Groupe de prière des « Chapelles chantantes » du Morbihan.

Quelle en est l’intuition de départ de l’association des Priants des campagnes ?

Philippe de La Mettrie : Je dirais qu’il s’agit moins d’une intuition que du cri d’un cœur heurté par la disparition ou par un changement de destination – par vente ou par destruction – des églises rurales. C’est en quelque sorte une réaction de survie pour conjurer notre impuissance face à cette non assistance à « personnes en danger » que constituent ces patrimoines cultuels et culturels qui jalonnent nos campagnes.
 
À quoi sert cette association?

Elle est au service de l’Église, des évêques, des pasteurs, de l’ensemble des fidèles qui sont attachés à leur église, en quelque lieu reculé que ce soit. N’oublions pas que pour le catholique d’un village, son église est sa cathédrale ! Elle s’adresse donc en  premier lieu aux clercs et aux fidèles  laïcs des campagnes, hélas peu nombreux et, par conséquent, ressentant le besoin de se soutenir, se regrouper dans une famille de priants. Mais notre association s’adresse aussi aux catholiques des villes, ceux qui ont le privilège de disposer d’un havre rural. Car nous sommes tous responsables de la conservation d’un patrimoine si riche et si porteur des valeurs d’une civilisation. C’est pourquoi son but, décrit dans les statuts, couvre tous les aspects des actions possibles : « Contribuer par tous moyens, humains, spirituels, politiques, juridiques, matériels et financiers à la sauvegarde de tous lieux de culte constitutifs du patrimoine cultuel et culturel de la France et de ses territoires, en particulier des églises et chapelles et ainsi leur conserver leur vocation de lieu de prière commune. »

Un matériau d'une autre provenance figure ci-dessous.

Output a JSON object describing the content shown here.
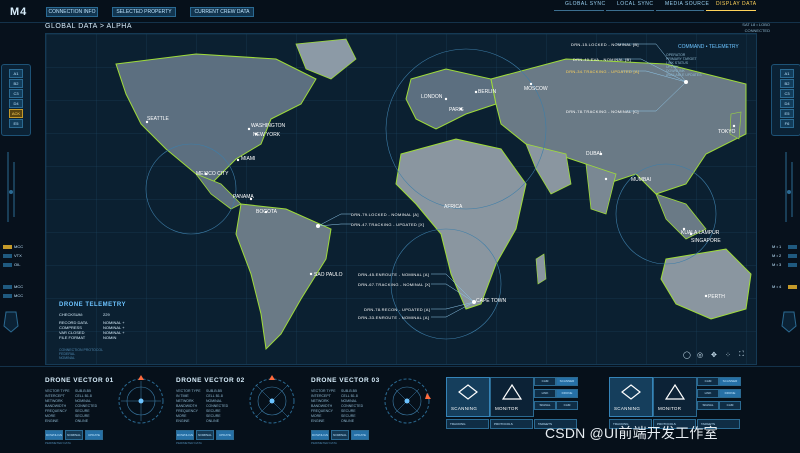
{
  "app": {
    "logo": "M4",
    "top_tabs": [
      "CONNECTION INFO",
      "SELECTED PROPERTY SETTINGS",
      "CURRENT CREW DATA STATE"
    ],
    "top_links": [
      {
        "label": "GLOBAL SYNC",
        "active": false
      },
      {
        "label": "LOCAL SYNC",
        "active": false
      },
      {
        "label": "MEDIA SOURCE",
        "active": false
      },
      {
        "label": "DISPLAY DATA",
        "active": true
      }
    ],
    "breadcrumb": "GLOBAL DATA > ALPHA",
    "sat_label": "SAT L8 • LOBO",
    "sat_sub": "CONNECTED"
  },
  "left_sidebar": {
    "panel_buttons": [
      "A1",
      "B2",
      "C3",
      "D4",
      "ACK",
      "E5"
    ],
    "tags": [
      {
        "label": "MCC",
        "warn": true
      },
      {
        "label": "VTX",
        "warn": false
      },
      {
        "label": "OIL",
        "warn": false
      },
      {
        "label": "MCC",
        "warn": false
      },
      {
        "label": "MCC",
        "warn": false
      }
    ]
  },
  "right_sidebar": {
    "panel_buttons": [
      "A1",
      "B2",
      "C3",
      "D4",
      "E5",
      "F6"
    ],
    "tags": [
      "M • 1",
      "M • 2",
      "M • 3",
      "M • 4"
    ]
  },
  "map": {
    "cities": [
      "SEATTLE",
      "NEW YORK",
      "WASHINGTON",
      "MIAMI",
      "MEXICO CITY",
      "PANAMA",
      "BOGOTA",
      "SAO PAULO",
      "LONDON",
      "BERLIN",
      "PARIS",
      "MOSCOW",
      "AFRICA",
      "CAPE TOWN",
      "DUBAI",
      "MUMBAI",
      "TOKYO",
      "KUALA LAMPUR",
      "SINGAPORE",
      "PERTH"
    ],
    "drone_labels_top": [
      {
        "text": "DRN-15.LOCKED - NOMINAL [B]",
        "warn": false
      },
      {
        "text": "DRN-40.EVA - NOMINAL [B]",
        "warn": false
      },
      {
        "text": "DRN-34.TRACKING - UPDATED [A]",
        "warn": true
      },
      {
        "text": "DRN-78.TRACKING - NOMINAL [C]",
        "warn": false
      }
    ],
    "drone_labels_sa": [
      {
        "text": "DRN-79.LOCKED - NOMINAL [A]",
        "warn": false
      },
      {
        "text": "DRN-47.TRACKING - UPDATED [X]",
        "warn": false
      }
    ],
    "drone_labels_af": [
      {
        "text": "DRN-45.ENROUTE - NOMINAL [A]",
        "warn": false
      },
      {
        "text": "DRN-67.TRACKING - NOMINAL [X]",
        "warn": false
      },
      {
        "text": "DRN-78.RECON - UPDATED [A]",
        "warn": false
      },
      {
        "text": "DRN-33.ENROUTE - NOMINAL [A]",
        "warn": false
      }
    ],
    "command": {
      "title": "COMMAND • TELEMETRY",
      "rows": [
        "OPERATOR",
        "PRIMARY TARGET",
        "LINK STATUS",
        "UPLINK",
        "DOWNLINK",
        "AVAILABLE UPDATES"
      ]
    },
    "telemetry": {
      "title": "DRONE TELEMETRY",
      "rows": [
        {
          "k": "CHECKSUM:",
          "v": "229"
        },
        {
          "k": "RECORD DATA",
          "v": "NOMINAL +"
        },
        {
          "k": "COMPRESS",
          "v": "NOMINAL +"
        },
        {
          "k": "VAR CLOSED",
          "v": "NOMINAL +"
        },
        {
          "k": "FILE FORMAT",
          "v": "NOMIN"
        }
      ],
      "foot": [
        "CONNECTION PROTOCOL",
        "FEDERAL",
        "NOMINAL"
      ]
    },
    "controls": [
      "◯",
      "◎",
      "✥",
      "⁘",
      "⛶"
    ]
  },
  "bottom": {
    "vectors": [
      {
        "title": "DRONE VECTOR 01",
        "stats": [
          [
            "VECTOR TYPE",
            "SUB-B.B5"
          ],
          [
            "INTERCEPT",
            "CELL B1.8"
          ],
          [
            "NETWORK",
            "NOMINAL"
          ],
          [
            "BANDWIDTH",
            "CONNECTED"
          ],
          [
            "FREQUENCY",
            "SECURE"
          ],
          [
            "MORE",
            "SECURE"
          ],
          [
            "ENGINE",
            "ONLINE"
          ]
        ],
        "chips": [
          "DOWNLOAD",
          "NOMINAL",
          "UPDATE"
        ],
        "foot": "PERIMETER DATA"
      },
      {
        "title": "DRONE VECTOR 02",
        "stats": [
          [
            "VECTOR TYPE",
            "SUB-B.B5"
          ],
          [
            "IN TIME",
            "CELL B1.8"
          ],
          [
            "NETWORK",
            "NOMINAL"
          ],
          [
            "BANDWIDTH",
            "CONNECTED"
          ],
          [
            "FREQUENCY",
            "SECURE"
          ],
          [
            "MORE",
            "SECURE"
          ],
          [
            "ENGINE",
            "ONLINE"
          ]
        ],
        "chips": [
          "DOWNLOAD",
          "NOMINAL",
          "UPDATE"
        ],
        "foot": "PERIMETER DATA"
      },
      {
        "title": "DRONE VECTOR 03",
        "stats": [
          [
            "VECTOR TYPE",
            "SUB-B.B5"
          ],
          [
            "INTERCEPT",
            "CELL B1.8"
          ],
          [
            "NETWORK",
            "NOMINAL"
          ],
          [
            "BANDWIDTH",
            "CONNECTED"
          ],
          [
            "FREQUENCY",
            "SECURE"
          ],
          [
            "MORE",
            "SECURE"
          ],
          [
            "ENGINE",
            "ONLINE"
          ]
        ],
        "chips": [
          "DOWNLOAD",
          "NOMINAL",
          "UPDATE"
        ],
        "foot": "PERIMETER DATA"
      }
    ],
    "monitors": [
      {
        "tile1": "SCANNING",
        "tile2": "MONITOR",
        "cells": [
          "CAM",
          "SCANNER",
          "LINK",
          "DRONE",
          "SIGNAL",
          "CAM"
        ],
        "bars": [
          "TRACKING",
          "PROTOCOLS",
          "TARGETS"
        ]
      },
      {
        "tile1": "SCANNING",
        "tile2": "MONITOR",
        "cells": [
          "CAM",
          "SCANNER",
          "LINK",
          "DRONE",
          "SIGNAL",
          "CAM"
        ],
        "bars": [
          "TRACKING",
          "PROTOCOLS",
          "TARGETS"
        ]
      }
    ]
  },
  "watermark": "CSDN @UI前端开发工作室"
}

Qui sont les Priants des campagnes?  

Des hommes et des femmes de toutes conditions qui croient en la puissance de la prière commune et fréquente dans leur lieu de prière. En effet il ne faut pas sous-estimer la tristesse, voire la souffrance spirituelle, de ces personnes qui autrefois entraient chaque semaine dans leur église  et la voient désormais fermée pendant des mois!                                                                                                                                                                                                                

Quelle est leur mission ?

Faire revenir, faire fleurir, faire lever la prière dans les lieux de culte où elle est absente, en s’appuyant essentiellement sur le rosaire. Ils forment ainsi une sorte de confrérie, sans autre règle que celle de prier dans nos églises rurales selon le principe souple : une semaine /une église/une prière ; ou une quinzaine/une église/une prière ; un mois/une église/une prière ; un trimestre /une église/une prière.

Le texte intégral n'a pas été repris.